Sydney academic Rachael Gunn is leading something of a double life. By day she is a lecturer in the Department of Media, Communications, Creative Arts, Literature and Language at Macquarie University.

She is a teacher and researcher with interests in the areas of dance, performance, media, autoethnography and post-structuralist and feminist theory.

But by night she goes dancing. Break dancing. And after securing qualification at the Oceania Breaking Championships in Sydney in 2023, she’s heading to Paris to compete in the inaugural Olympic breaking competition.


It’s a remarkable achievement for someone who grew up dancing but didn’t start competing in breaking competitions until her mid-twenties.

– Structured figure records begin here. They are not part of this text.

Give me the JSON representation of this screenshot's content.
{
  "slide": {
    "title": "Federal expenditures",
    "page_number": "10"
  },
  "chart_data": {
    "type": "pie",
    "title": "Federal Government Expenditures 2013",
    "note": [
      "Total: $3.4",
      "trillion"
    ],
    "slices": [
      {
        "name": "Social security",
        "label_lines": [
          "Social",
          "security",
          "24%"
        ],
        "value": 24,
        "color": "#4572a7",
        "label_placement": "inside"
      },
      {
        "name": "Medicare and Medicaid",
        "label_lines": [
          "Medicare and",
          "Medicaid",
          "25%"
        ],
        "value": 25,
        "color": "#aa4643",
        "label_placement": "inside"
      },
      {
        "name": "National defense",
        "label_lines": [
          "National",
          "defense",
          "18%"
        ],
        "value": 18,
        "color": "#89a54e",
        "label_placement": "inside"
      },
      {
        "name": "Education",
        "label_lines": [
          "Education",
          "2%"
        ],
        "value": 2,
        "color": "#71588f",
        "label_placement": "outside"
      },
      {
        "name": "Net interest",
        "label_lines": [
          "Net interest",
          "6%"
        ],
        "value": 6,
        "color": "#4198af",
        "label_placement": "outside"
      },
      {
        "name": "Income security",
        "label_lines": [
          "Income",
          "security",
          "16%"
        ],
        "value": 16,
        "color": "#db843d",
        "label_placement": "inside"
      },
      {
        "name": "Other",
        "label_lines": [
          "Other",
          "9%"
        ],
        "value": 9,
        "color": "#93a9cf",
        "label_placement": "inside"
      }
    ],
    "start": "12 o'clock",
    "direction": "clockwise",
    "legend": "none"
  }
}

“I wasn’t a sporty kid, I was more of a dance kid,” Rachael said. “I never thought the Olympics would be on the cards for me. It’s such a privilege and it’s hugely exciting.”

As the Australian Breaking Association’s top-ranked B-girl, Rachael represented Australia at the World Breaking Championships in Paris in 2021 and in Seoul in 2022.

“I think a lot of people had doubted my ability to do it and maybe thought I was getting too old to be able to stay on top,” she said. “But I just kept pushing hard, I want to get better, and I want the scene to grow and get better.

“I’m excited about the opportunities that I’m going to get and I’m going to bring them back to Australia and hope to teach the next generation.”

Rachael, who competes under the portmanteau of her two names, Raygun, holds a PhD in cultural studies, with her thesis focusing on the intersection of gender and Sydney’s breaking culture. She juggles her teaching and research responsibilities with hours of intensive training.

Breaking is a style of dance which emerged from hip hop culture in the United States in the 1970s and is characterised by acrobatic movements, stylised footwork and the key role played by the DJ and the master of ceremonies during battles.

At Paris 2024, 16 B-Boys and 16 B-Girls will go face-to-face in solo battles. Athletes will use a combination of power moves as they adapt their moves and improvise to the beat of the DJ’s tracks in a bid to secure the judges’ votes.